Abstract 12530: Tristetraprolin-mediated mRNA Degradation of Mitochondrial Electron Transport Chain Proteins Protects the Heart Against Iron Deficiency

Abstract

Introduction: Iron deficiency is the most common nutrient deficiency in the world, and cells respond to iron deficiency by activating iron regulatory proteins (IRP) to increase cellular iron uptake and availability. Although iron overload can cause cardiomyopathy, iron deficiency does not normally lead to cardiac damage. Tristetraprolin (TTP) is a tandem zinc finger protein that binds to the AU-rich elements (AREs) in the 3’ untranslated regions (UTR) of mRNA molecules and causes their degradation. We recently showed that TTP plays a role in iron conservation in the cell by targeting and degrading the mRNA for the iron importer, transferrin receptor 1. However, it is not clear how cells respond to conditions when cellular iron uptake and availability are not sufficient to match the demand. We hypothesized that TTP protects against cardiac dysfunction under iron deficiency by targeting the mRNAs of Fe/S cluster-containing proteins in the mitochondria. Results: To assess the effects of TTP on mitochondria, we first performed an unbiased in silico screen and identified a number of mRNAs that contain the consensus TTP-binding sequence in their 3’ UTR. Of those, steady-state levels of several mRNAs were increased with TTP deletion. However, only the mRNAs of three genes were shown to be bound by and be degraded by TTP protein: NDUFS1 in complex I, UQCRFS1 in complex III and mitochondrial aconitase.
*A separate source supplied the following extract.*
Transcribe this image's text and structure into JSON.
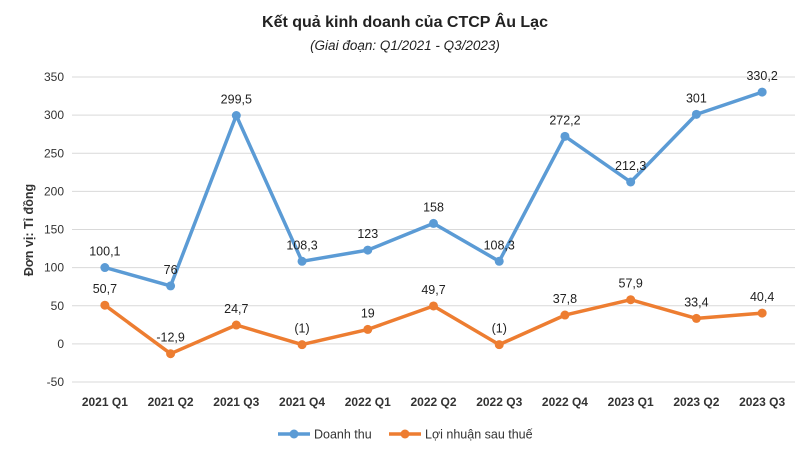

Interestingly, these proteins need Fe/S clusters to be active, suggesting that their protein levels are decreased in the absence of Fe/S cluster availability. We also demonstrate that in the absence of TTP and with iron deficiency, complex III gets formed with UQCRFS1, but without the required Fe/S cluster, which leads to the production of reactive oxygen species (ROS) and cellular injury. Finally, mice with systemic deletion of TTP display cardiac dysfunction under iron deficiency, demonstrating a major role for TTP in maintaining normal cellular function under iron deficiency. Conclusions: Our results provide a pathway that is activated in parallel to the IRPs and leads to degradation of mitochondrial mRNAs that require Fe/S clusters. This response to iron deficiency is critical to prevent excessive ROS production and cardiac damage.